For instance, reasonable people can disagree on the subject of whether Steve had a fiduciary responsibility to disclose his cancer earlier than he did, and to then keep the public informed of its progress. Steve felt, and perhaps naively wished, that this was a private matter, and so he skirted the truth about his disease again and again. But calling Nocera a “slime bucket” when the Times columnist called to address the issue did little for the reputation of Apple or its CEO. Similarly, Steve’s public comments about Apple’s response to the controversy that was set off when a spate of suicides occurred at the Chinese campuses of Foxconn, its leading assembler of iPhones, did more to hurt Apple than help it, in a situation where its record was actually fairly good for a big global corporation.
As Apple built up a supply chain that delivered more and more iPhones, iPods, iTouches, Nanos, and the like, it annually audited working conditions at the factories of its suppliers, and even of its suppliers’ subcontractors. But problems slipped past these audits. That’s not unusual; not surprisingly, the conditions of Asian manufacturing plants have been worrisome for decades. That’s unlikely to change. In a system set up purely to secure the lowest costs for U.S. and European manufacturers, workers are unlikely to be paid or treated particularly well. When Apple learned of the suicides, it actually responded quickly, pulling together a noteworthy task force to investigate Fox-conn’s factories, and taking other actions that some observers have deemed forward-looking. Again, reasonable people can disagree about the quality of Apple’s response. But what everyone can agree on is that Steve didn’t help matters with some of his public responses to the crisis, including the moment at a tech conference when he said, “Oh, we’re all over this one.” He sounded glib, in the way of any corporate CEO trying to smooth over an inconvenient truth.

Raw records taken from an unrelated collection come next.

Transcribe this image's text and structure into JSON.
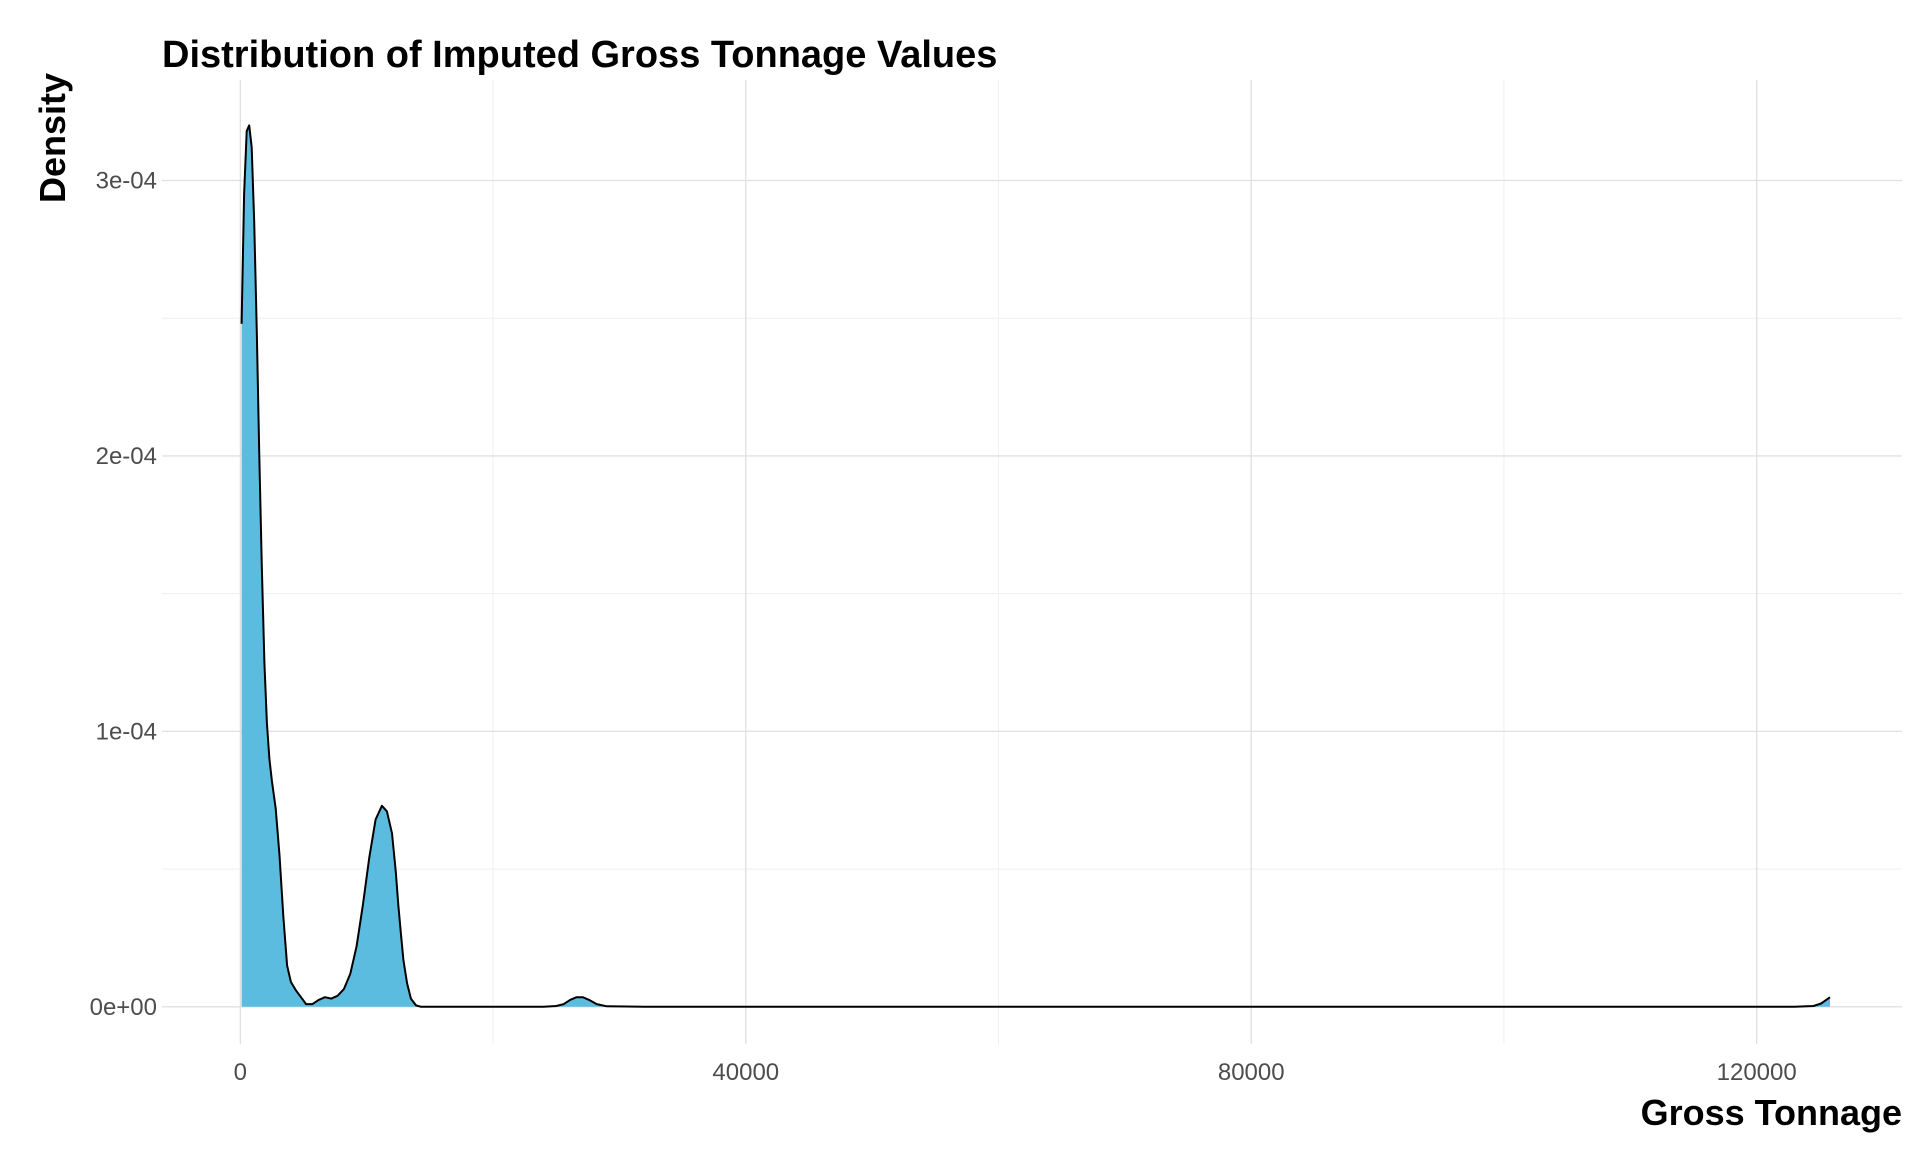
{
  "chart_data": {
    "type": "area",
    "title": "Distribution of Imputed Gross Tonnage Values",
    "xlabel": "Gross Tonnage",
    "ylabel": "Density",
    "xlim": [
      -6200,
      131500
    ],
    "ylim": [
      -1.35e-05,
      0.0003365
    ],
    "x_ticks": [
      0,
      40000,
      80000,
      120000
    ],
    "x_tick_labels": [
      "0",
      "40000",
      "80000",
      "120000"
    ],
    "x_minor": [
      20000,
      60000,
      100000
    ],
    "y_ticks": [
      0,
      0.0001,
      0.0002,
      0.0003
    ],
    "y_tick_labels": [
      "0e+00",
      "1e-04",
      "2e-04",
      "3e-04"
    ],
    "y_minor": [
      5e-05,
      0.00015,
      0.00025
    ],
    "grid": true,
    "legend": "none",
    "fill_color": "#5bbcdf",
    "line_color": "#000000",
    "series": [
      {
        "x": [
          100,
          300,
          500,
          700,
          900,
          1100,
          1300,
          1500,
          1700,
          1900,
          2100,
          2300,
          2500,
          2800,
          3100,
          3400,
          3700,
          4000,
          4400,
          4800,
          5200,
          5700,
          6200,
          6700,
          7200,
          7700,
          8200,
          8700,
          9200,
          9700,
          10200,
          10700,
          11200,
          11600,
          12000,
          12300,
          12500,
          12700,
          12900,
          13200,
          13500,
          13900,
          14300,
          14700,
          15200,
          16000,
          18000,
          20000,
          22000,
          24000,
          25000,
          25600,
          26100,
          26600,
          27100,
          27600,
          28200,
          29000,
          32000,
          40000,
          60000,
          80000,
          100000,
          110000,
          120000,
          123000,
          124500,
          125100,
          125500,
          125800
        ],
        "y": [
          0.000248,
          0.000295,
          0.000318,
          0.00032,
          0.000312,
          0.000285,
          0.000245,
          0.0002,
          0.00016,
          0.000125,
          0.000103,
          9e-05,
          8.2e-05,
          7.2e-05,
          5.5e-05,
          3.3e-05,
          1.5e-05,
          9e-06,
          6e-06,
          3.5e-06,
          1e-06,
          1e-06,
          2.5e-06,
          3.5e-06,
          3e-06,
          4e-06,
          6.5e-06,
          1.2e-05,
          2.2e-05,
          3.7e-05,
          5.4e-05,
          6.8e-05,
          7.3e-05,
          7.1e-05,
          6.3e-05,
          4.9e-05,
          3.7e-05,
          2.7e-05,
          1.7e-05,
          8.5e-06,
          3e-06,
          5e-07,
          0,
          0,
          0,
          0,
          0,
          0,
          0,
          0,
          3e-07,
          1e-06,
          2.5e-06,
          3.5e-06,
          3.5e-06,
          2.5e-06,
          1e-06,
          2e-07,
          0,
          0,
          0,
          0,
          0,
          0,
          0,
          0,
          3e-07,
          1.2e-06,
          2.5e-06,
          3.5e-06
        ]
      }
    ]
  }
}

Steve had come a long way in moderating some of the behaviors that had made the young man at the Garden of Allah such a volatile, difficult presence. Some of his old foibles hung on with persistence. Others had been tamed. And at the moment when the pressures of his job would have benefited most from his evolution, his illness added to the complexity of his task.
Heroic narratives aren’t supposed to have chapters like this. In the typical Pixar movie, or in the Disney animations that started getting better and better toward the end of Steve’s life, true emotions are unfrozen, reconciliations are wholly achieved. But Steve’s life wasn’t a movie. It was inspiring, confounding, and unabashedly human, to the very end.